New insights into plant cell walls by vibrational microspectroscopy

Vibrational spectroscopy provides non-destructively the molecular fingerprint of plant cells in the native state. In combination with microscopy, the chemical composition can be followed in context with the microstructure, and due to the non-destructive application, in-situ studies of changes during, e.g., degradation or mechanical load are possible. The two complementary vibrational microspectroscopic approaches, Fourier-Transform Infrared (FT-IR) Microspectroscopy and Confocal Raman spectroscopy, are based on different physical principles and the resulting different drawbacks and advantages in plant applications are reviewed. Examples for FT-IR and Raman microscopy applications on plant cell walls, including imaging as well as in-situ studies, are shown to have high potential to get a deeper understanding of structure–function relationships as well as biological processes and technical treatments.

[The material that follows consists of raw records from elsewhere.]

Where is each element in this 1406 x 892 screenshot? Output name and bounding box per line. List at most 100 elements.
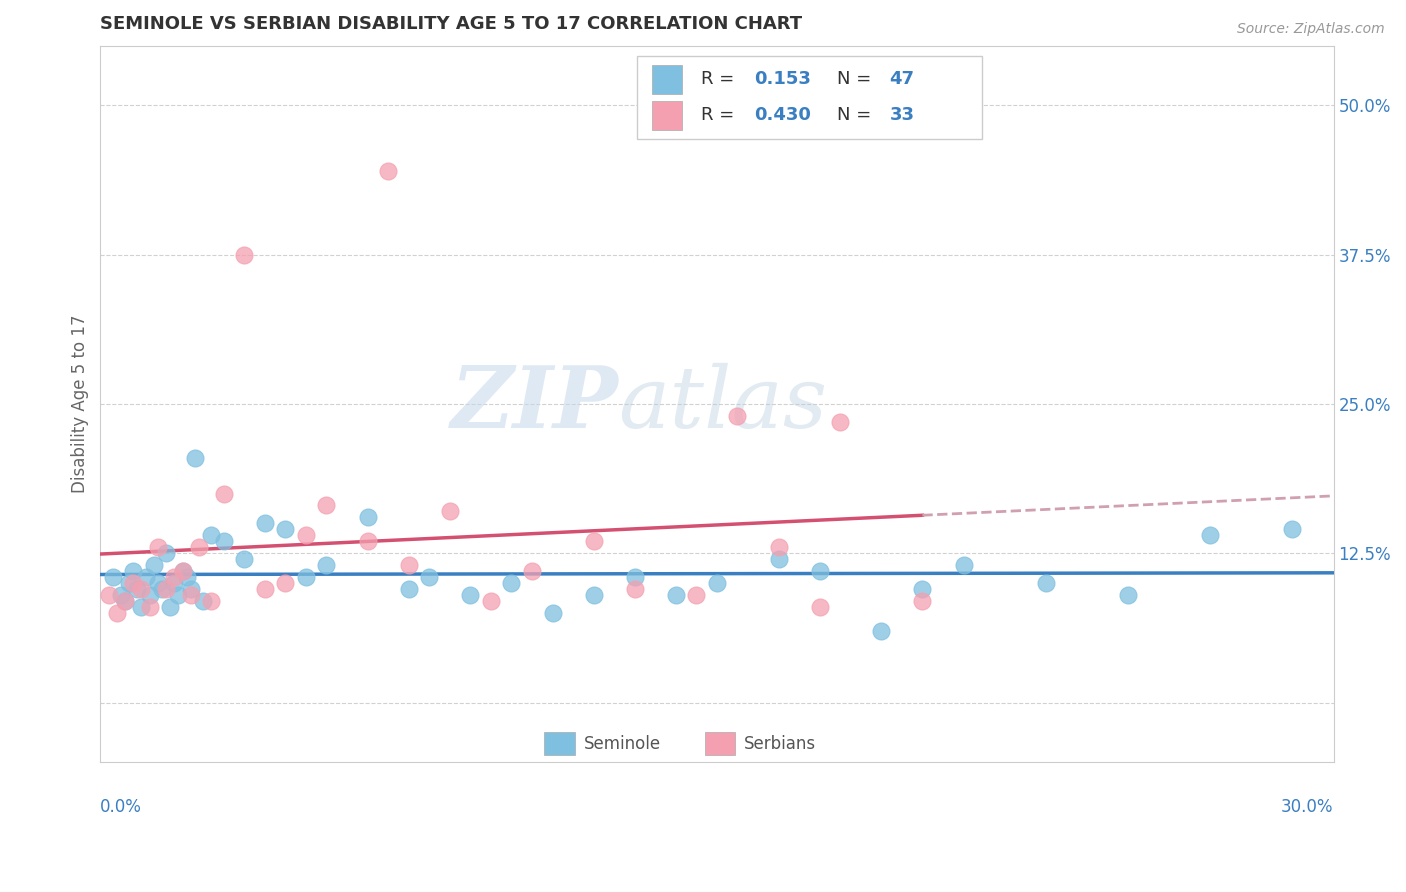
Y-axis label: Disability Age 5 to 17: Disability Age 5 to 17 bbox=[72, 315, 89, 493]
Text: Serbians: Serbians bbox=[744, 735, 817, 754]
Point bbox=[315, 558, 337, 573]
Point bbox=[398, 582, 420, 596]
Point bbox=[159, 599, 181, 614]
Point bbox=[315, 499, 337, 513]
Point bbox=[582, 534, 605, 549]
Point bbox=[146, 576, 169, 591]
Point bbox=[118, 576, 141, 591]
Text: N =: N = bbox=[837, 70, 876, 88]
Point bbox=[952, 558, 974, 573]
Point bbox=[479, 594, 502, 608]
Text: 0.0%: 0.0% bbox=[100, 798, 142, 816]
Point bbox=[138, 599, 160, 614]
Point bbox=[191, 594, 214, 608]
Point bbox=[623, 582, 645, 596]
Point bbox=[135, 570, 157, 584]
Point bbox=[295, 528, 318, 542]
Point bbox=[172, 564, 194, 578]
Point bbox=[163, 570, 186, 584]
Point bbox=[212, 486, 235, 500]
Point bbox=[163, 576, 186, 591]
Point bbox=[727, 409, 749, 423]
Bar bbox=[704, 732, 735, 755]
Point bbox=[808, 599, 831, 614]
Point bbox=[685, 588, 707, 602]
Point bbox=[706, 576, 728, 591]
Text: R =: R = bbox=[702, 106, 740, 124]
Point bbox=[458, 588, 481, 602]
Text: SEMINOLE VS SERBIAN DISABILITY AGE 5 TO 17 CORRELATION CHART: SEMINOLE VS SERBIAN DISABILITY AGE 5 TO … bbox=[100, 15, 803, 33]
Text: 0.153: 0.153 bbox=[754, 70, 811, 88]
Point bbox=[155, 546, 177, 560]
Point bbox=[1199, 528, 1222, 542]
Point bbox=[114, 594, 136, 608]
Point bbox=[274, 522, 297, 536]
Point bbox=[418, 570, 440, 584]
Point bbox=[1281, 522, 1303, 536]
Point bbox=[233, 552, 256, 566]
Point bbox=[253, 516, 276, 531]
Point bbox=[274, 576, 297, 591]
Point bbox=[184, 450, 207, 465]
Point bbox=[377, 164, 399, 178]
Point bbox=[138, 588, 160, 602]
Point bbox=[233, 247, 256, 261]
Point bbox=[176, 570, 198, 584]
Point bbox=[180, 582, 202, 596]
Point bbox=[167, 588, 190, 602]
Point bbox=[439, 504, 461, 518]
Point bbox=[768, 552, 790, 566]
Point bbox=[541, 606, 564, 620]
Bar bbox=[651, 101, 682, 129]
Point bbox=[122, 564, 145, 578]
Point bbox=[356, 510, 378, 524]
Point bbox=[127, 582, 149, 596]
Text: atlas: atlas bbox=[619, 363, 827, 445]
Point bbox=[97, 588, 120, 602]
Point bbox=[501, 576, 523, 591]
Text: 30.0%: 30.0% bbox=[1281, 798, 1333, 816]
Bar bbox=[544, 732, 575, 755]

Both probe numerous different molecular vibrations of all components at once and thus result in spectra with many overlapping bands, a challenge for assignment and interpretation. With the help of multivariate unmixing methods (e.g., vertex components analysis), the most pure components can be revealed and their distribution mapped, even tiny layers and structures (250 nm). Instrumental as well as data analysis progresses make both microspectroscopic methods more and more promising tools in plant cell wall research.